Surveiller physiquement, 24 heures sur 24, un suspect mobilise une vingtaine de policiers: tous les membres présumés de réseaux djihadistes et leurs sympathisants ne pourront donc jamais être tous suivis en permanence. Et même s’ils l’étaient, comment savoir quand quelqu’un monte dans une camionnette s’il a l’intention d’aller dans le centre de Londres écraser des passants ou simplement d’aller faire une course au supermarché ?

« Il faut éviter la démagogie », confie à l’AFP la sénatrice française Nathalie Goulet, co-présidente de la commission d’enquête sur la lutte contre les réseaux djihadistes, « tout le renseignement du monde n’empêchera pas ce genre d’attaque. »

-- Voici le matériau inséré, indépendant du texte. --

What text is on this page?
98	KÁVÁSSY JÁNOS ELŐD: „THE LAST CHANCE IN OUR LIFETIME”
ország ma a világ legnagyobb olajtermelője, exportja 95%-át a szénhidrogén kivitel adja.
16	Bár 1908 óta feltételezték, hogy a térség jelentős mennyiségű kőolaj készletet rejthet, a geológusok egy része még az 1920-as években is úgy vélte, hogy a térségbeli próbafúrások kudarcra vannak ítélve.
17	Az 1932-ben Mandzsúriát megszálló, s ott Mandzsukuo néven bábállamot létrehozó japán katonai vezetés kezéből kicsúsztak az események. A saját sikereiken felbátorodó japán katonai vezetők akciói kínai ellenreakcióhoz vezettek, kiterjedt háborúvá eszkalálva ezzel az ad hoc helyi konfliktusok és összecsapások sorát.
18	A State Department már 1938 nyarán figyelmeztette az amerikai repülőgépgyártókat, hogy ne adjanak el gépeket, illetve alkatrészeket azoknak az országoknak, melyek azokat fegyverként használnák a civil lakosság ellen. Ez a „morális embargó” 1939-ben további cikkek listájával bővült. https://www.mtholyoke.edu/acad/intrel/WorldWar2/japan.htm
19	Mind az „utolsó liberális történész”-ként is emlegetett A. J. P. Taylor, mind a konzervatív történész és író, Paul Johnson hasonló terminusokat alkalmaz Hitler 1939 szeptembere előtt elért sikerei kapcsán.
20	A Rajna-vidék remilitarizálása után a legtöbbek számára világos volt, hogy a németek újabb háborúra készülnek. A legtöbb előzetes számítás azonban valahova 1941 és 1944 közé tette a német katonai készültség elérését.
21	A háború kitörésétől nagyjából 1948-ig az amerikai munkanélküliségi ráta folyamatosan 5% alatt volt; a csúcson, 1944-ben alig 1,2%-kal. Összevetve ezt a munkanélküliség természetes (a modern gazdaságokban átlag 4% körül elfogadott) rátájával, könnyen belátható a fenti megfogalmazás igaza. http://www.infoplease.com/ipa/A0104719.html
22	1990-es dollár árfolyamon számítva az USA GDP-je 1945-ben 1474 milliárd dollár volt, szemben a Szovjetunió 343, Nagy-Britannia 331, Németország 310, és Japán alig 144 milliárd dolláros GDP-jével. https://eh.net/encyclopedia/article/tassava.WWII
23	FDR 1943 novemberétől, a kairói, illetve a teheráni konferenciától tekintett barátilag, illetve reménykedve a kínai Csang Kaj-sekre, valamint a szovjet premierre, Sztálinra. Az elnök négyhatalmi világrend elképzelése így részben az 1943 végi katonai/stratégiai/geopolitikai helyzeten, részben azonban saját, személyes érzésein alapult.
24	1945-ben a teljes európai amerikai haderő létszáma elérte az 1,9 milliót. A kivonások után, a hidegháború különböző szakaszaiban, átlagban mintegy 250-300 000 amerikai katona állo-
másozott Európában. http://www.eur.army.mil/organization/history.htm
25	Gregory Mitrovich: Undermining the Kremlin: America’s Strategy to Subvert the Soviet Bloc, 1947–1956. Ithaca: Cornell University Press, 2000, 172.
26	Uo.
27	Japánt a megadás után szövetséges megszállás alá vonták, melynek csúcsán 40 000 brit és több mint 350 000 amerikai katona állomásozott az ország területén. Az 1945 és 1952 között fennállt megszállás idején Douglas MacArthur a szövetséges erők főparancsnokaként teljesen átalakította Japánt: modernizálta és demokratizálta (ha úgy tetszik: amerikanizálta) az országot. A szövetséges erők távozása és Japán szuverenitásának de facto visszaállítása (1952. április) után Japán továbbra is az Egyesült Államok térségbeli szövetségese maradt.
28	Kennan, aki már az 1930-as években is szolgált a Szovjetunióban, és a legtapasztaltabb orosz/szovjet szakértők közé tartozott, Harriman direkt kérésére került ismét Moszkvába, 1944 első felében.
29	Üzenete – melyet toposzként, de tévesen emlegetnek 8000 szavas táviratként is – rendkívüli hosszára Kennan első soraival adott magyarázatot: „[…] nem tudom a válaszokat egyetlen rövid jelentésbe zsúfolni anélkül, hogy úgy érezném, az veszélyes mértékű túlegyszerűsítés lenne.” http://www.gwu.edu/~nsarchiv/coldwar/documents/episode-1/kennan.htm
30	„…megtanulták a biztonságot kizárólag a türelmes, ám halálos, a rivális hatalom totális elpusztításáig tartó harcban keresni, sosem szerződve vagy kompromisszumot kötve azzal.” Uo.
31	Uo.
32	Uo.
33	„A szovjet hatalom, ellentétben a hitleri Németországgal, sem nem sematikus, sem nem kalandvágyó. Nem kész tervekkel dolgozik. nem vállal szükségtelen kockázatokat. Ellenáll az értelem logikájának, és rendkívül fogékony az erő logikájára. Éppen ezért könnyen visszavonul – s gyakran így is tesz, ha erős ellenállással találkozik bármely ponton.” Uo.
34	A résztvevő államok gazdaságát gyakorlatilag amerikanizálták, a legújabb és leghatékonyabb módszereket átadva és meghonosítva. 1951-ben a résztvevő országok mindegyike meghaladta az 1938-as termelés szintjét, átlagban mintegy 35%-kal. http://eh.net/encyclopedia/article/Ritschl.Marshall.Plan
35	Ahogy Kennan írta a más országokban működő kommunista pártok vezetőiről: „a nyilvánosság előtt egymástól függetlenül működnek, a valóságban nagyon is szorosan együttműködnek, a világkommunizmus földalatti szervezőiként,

« Ça ne les rend pas acceptables et il ne faut pas démissionner, mais il faut regarder la réalité en face. Faire croire aux gens qu’en bannissant les musulmans (…) ou en fermant les mosquées, on règlera le problème est un mensonge. Au contraire, cela nourrirait l’argumentaire du (groupe) État islamique », ajoute-t-elle.

« Un type qui prend sa voiture, fonce sur des gens et les poignarde… Il faut malheureusement que l’on apprenne à vivre avec ça et que chaque citoyen s’occupe de la vigilance, conclut-elle.

Face à ce type de menace, il faut mettre l’accent sur la rapidité de réaction, à la fois des forces de l’ordre et des services de secours, qui, dans le cas de l’attaque à Londres, ont été efficaces, souligne Yves Trotignon.

« La réponse, sur le terrain, c’est d’avoir des équipes d’intervention qui sont pré-positionnées, et interviennent le plus vite possible pour limiter les dégâts », estime-t-il. « Samedi soir à Londres, les trois gars ont été neutralisés en huit minutes, ce qui est remarquable ».